Antalya’da yaşayan annesinin ve babasının, kızlarının İstanbul’da tıp okumasıyla ilgili büyük bir gurur ve mutluluk duyduklarını dile getiren Heejin, “Kore’deki diğer akrabalarım da aynı şekilde, Türkiye gibi uzak bir ülkede tıp fakültesine uyum sağlayıp eğitimime devam etmemden çok memnunlar. Bu noktada özellikle bu yıl kaybettiğimiz dedemi anmadan geçemem. Dedem kalp rahatsızlığı nedeniyle Kore’deki takipli olduğu hastaneden uzun süre ayrı kalamıyordu. Ancak eğer ben mezun olup Türkiye’de doktor olarak çalışmaya başlasaydım, bizim yanımıza gelip burada yaşama ihtimali olabilirdi. Bu fırsatı yaşayamamış olması beni üzüyor. Çünkü dedem hem Türkiye’yi çok severdi hem de benimle çok gurur duyardı” ifadelerine yer verdi.

‘TÜRKİYE’DE SOSYAL İLİŞKİLER DAHA SAMİMİ’
Kore ve Türkiye arasındaki farkları sorduğumuz Heejin, “Bence en önemli benzerliklerden biri, her iki toplumda da büyüklere duyulan saygının çok değerli olması. Hem Kore’de hem de Türkiye’de aile bağları güçlü ve yaşlılara gösterilen hürmet kültürün önemli bir parçası. Bunun dışında iki ülke de misafirperverlik açısından birbirine çok benziyor. Türkiye’de insanlar evlerine gelen misafire nasıl ikramlarda bulunuyorsa, Kore’de de aynı şekilde misafiri en iyi şekilde ağırlamak önemlidir.Farklara gelecek olursak, Kore’de yaşam biraz daha hızlı ve yoğun, insanlar günlük hayatlarında daha mesafeli olabiliyor. Türkiye’de ise sosyal ilişkiler daha samimi, insanlar birbirine daha kolay yaklaşabiliyor” bilgisini paylaştı.

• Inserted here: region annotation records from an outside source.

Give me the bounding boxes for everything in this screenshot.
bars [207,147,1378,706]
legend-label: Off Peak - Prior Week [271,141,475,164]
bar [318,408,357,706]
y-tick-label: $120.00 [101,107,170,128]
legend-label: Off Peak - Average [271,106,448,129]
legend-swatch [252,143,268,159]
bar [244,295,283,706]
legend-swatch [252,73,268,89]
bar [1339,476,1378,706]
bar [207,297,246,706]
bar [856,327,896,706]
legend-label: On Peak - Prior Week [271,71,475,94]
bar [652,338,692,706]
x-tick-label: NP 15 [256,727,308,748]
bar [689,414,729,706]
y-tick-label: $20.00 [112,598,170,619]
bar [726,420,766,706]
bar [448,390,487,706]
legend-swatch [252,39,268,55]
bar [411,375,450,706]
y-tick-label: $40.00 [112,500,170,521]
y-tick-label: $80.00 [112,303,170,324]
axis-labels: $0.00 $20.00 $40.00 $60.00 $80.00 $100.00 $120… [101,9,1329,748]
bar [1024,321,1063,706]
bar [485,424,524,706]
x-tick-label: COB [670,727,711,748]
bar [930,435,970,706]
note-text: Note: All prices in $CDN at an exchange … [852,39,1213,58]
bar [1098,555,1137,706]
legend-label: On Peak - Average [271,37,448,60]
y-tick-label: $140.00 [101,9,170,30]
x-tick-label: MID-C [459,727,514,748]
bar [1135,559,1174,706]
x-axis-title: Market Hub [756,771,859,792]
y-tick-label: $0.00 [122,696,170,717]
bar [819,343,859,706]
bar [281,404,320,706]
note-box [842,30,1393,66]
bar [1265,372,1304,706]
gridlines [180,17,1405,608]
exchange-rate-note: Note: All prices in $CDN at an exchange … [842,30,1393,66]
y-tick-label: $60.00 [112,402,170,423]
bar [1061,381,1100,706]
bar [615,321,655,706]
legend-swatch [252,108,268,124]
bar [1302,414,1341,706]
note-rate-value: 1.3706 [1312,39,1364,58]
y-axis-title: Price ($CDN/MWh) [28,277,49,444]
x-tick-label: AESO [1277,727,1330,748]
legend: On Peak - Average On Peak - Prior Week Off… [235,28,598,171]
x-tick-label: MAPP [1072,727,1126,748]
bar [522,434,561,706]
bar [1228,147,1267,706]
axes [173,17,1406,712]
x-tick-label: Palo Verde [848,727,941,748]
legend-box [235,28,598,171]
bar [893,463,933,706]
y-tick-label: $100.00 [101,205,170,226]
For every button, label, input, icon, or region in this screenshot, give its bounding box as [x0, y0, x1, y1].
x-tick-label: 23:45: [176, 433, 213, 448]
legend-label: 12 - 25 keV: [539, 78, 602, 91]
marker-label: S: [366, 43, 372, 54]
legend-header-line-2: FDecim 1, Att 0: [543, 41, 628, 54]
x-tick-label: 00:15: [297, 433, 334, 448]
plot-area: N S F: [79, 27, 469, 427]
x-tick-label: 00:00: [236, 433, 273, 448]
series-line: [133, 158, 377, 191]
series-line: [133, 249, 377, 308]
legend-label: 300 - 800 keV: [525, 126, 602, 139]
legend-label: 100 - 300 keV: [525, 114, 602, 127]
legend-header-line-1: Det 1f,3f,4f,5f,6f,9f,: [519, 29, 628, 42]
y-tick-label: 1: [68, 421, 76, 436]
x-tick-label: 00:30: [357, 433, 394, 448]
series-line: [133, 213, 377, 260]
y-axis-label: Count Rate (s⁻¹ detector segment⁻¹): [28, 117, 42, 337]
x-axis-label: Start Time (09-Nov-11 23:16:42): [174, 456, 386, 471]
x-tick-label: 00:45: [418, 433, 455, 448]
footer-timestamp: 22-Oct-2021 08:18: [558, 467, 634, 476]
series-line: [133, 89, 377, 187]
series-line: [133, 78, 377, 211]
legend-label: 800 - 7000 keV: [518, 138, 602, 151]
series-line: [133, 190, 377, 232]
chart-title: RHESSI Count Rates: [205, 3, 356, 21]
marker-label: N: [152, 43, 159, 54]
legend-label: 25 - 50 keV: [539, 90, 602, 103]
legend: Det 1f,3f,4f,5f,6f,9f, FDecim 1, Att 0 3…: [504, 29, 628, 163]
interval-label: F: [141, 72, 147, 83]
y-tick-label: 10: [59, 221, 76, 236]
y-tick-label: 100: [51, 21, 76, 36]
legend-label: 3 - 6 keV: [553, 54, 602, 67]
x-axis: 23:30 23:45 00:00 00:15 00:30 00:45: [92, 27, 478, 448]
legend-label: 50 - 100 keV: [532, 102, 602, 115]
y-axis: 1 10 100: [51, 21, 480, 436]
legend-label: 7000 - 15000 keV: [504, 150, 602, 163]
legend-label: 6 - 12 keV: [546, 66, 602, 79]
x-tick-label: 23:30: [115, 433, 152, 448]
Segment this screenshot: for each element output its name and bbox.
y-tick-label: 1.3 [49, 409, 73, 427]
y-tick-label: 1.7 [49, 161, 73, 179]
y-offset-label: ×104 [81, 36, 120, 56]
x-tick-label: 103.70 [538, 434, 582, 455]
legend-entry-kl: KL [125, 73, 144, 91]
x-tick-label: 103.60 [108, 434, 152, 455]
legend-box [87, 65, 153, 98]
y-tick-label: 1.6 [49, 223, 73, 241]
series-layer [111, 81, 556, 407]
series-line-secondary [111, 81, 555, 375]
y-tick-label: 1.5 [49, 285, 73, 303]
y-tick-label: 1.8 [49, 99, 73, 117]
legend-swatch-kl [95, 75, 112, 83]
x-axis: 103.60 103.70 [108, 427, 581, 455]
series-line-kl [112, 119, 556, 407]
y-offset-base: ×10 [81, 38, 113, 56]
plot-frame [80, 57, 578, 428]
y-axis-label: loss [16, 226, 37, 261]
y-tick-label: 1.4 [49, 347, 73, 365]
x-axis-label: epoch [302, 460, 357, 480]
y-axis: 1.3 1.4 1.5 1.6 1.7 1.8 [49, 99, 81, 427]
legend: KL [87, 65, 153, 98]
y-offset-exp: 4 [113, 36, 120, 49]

Mezun olduktan sonra kariyerine Türkiye’de devam etmek istediğini söyleyen Heejin, "Şu anda TUS’a (Tıpta Uzmanlı Eğitimi Sınavı) hazırlanıyorum ve Türkiye’de kalmayı planlıyorum. Benim gibi doktor olmak isteyen yabancı öğrencilere de öncelikle, üniversite sınavına (TRYÖS) iyi çalışmalarını tavsiye ederim. Daha sonra tıp fakültesini kazandıklarında da sabırlı olmaları çok önemli. Dil öğrenmek ve kültüre uyum sağlamak zaman alıyor ama kesinlikle mümkün. Türk halkı yabancı öğrencilere çok destek oluyor. Çalışkanlık ve azimle, karşılarına çıkan her zorluğun üstesinden gelebilirler” diyerek sözlerini noktaladı.